The sketch alluded to in the foregoing letter, has been kindly placed in my hands by the Bishop of Bristol; it possesses considerable interest as an original document, displaying his earliest views, and tending to illustrate the history of their progress.
"The fire-damp I find, by chemical analysis, to be (as it has been always supposed) a hydro-carbonate. It is a chemical combination of hydrogen gas and carbon, in the proportion of 4 by weight of hydrogen gas, and 11-1/2 of charcoal.
"I find it will not explode, if mixed with less than six times, or more than fourteen times its volume of atmospheric air. Air, when rendered impure by the combustion of a candle, but in which the candle will still burn, will not explode the gas from the mines; and when a lamp or candle is made to burn in a close vessel having apertures only above and below, an explosive mixture of gas admitted merely enlarges the light, and then gradually extinguishes it without explosion. Again,—the gas mixed in any proportion with common air, I have discovered, will not explode in a small tube, the diameter of which is less than 1/8th of an inch, or even a larger tube, if there is a mechanical force urging the gas through this tube.

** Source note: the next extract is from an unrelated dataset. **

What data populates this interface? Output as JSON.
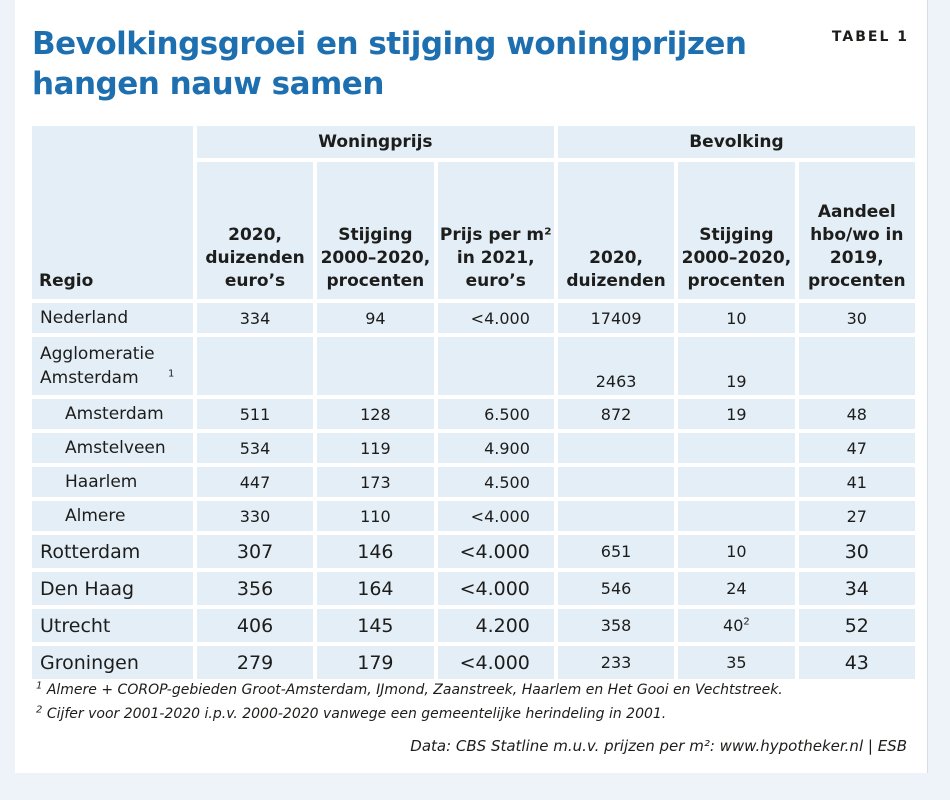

"Explosive mixtures of this gas with air require much stronger heat for their explosion than mixtures of common inflammable gas.[29] Red-hot charcoal, made so as not to flame, if blown up by a mixture of the mine gas and common air, does not explode it, but gives light in it; and iron, to cause the explosion of mixtures of this gas with air, must be made white-hot.
"The discovery of these curious and unexpected properties of the gas, leads to several practical methods of lighting the mines without any danger of explosion.
"The first and simplest is what I shall call the Safe lamp, in which a candle or a lamp burns in a safe lantern which is air-tight in the sides, which has tubes below for admitting air, a chamber above, and a chimney for the foul air to pass through; and this is as portable as a common lantern, and not much more expensive. In this, the light never burns in its full quantity of air, and therefore is more feeble than that of the common candle.
"The second is the Blowing lamp. In this, the candle or lamp burns in a close lantern, having a tube below of small diameter for admitting air, which is thrown in by a small pair of bellows, and a tube above of the same diameter, furnished with a cup filled with oil. This burns brighter than the simple safe lamp, and is extinguished by explosive mixtures of the fire-damp. In this apparatus the candle may be made to burn as bright as in the air; and supposing an explosion to be made in it, it cannot reach to the external air.
"The third is the Piston lamp, in which the candle is made to burn in a small glass lantern furnished with a piston, so constructed as to admit of air being supplied and thrown into it without any communication between the burner and the external air: this apparatus is not larger than the steel-mill, but it is more expensive than the other, costing from twenty-two to twenty-four shillings.
"These lamps are all extinguished when the air becomes so polluted with fire-damp as to be explosive.
"There is a fourth lamp, by means of which any blowers may be examined in air in which respiration cannot be carried on: that is, the Charcoal lamp. This consists of a small iron cage on a stand, containing small pieces of very well burnt charcoal blown up to a red heat. This light will not inflame any mixtures of air with fire-damp.[30]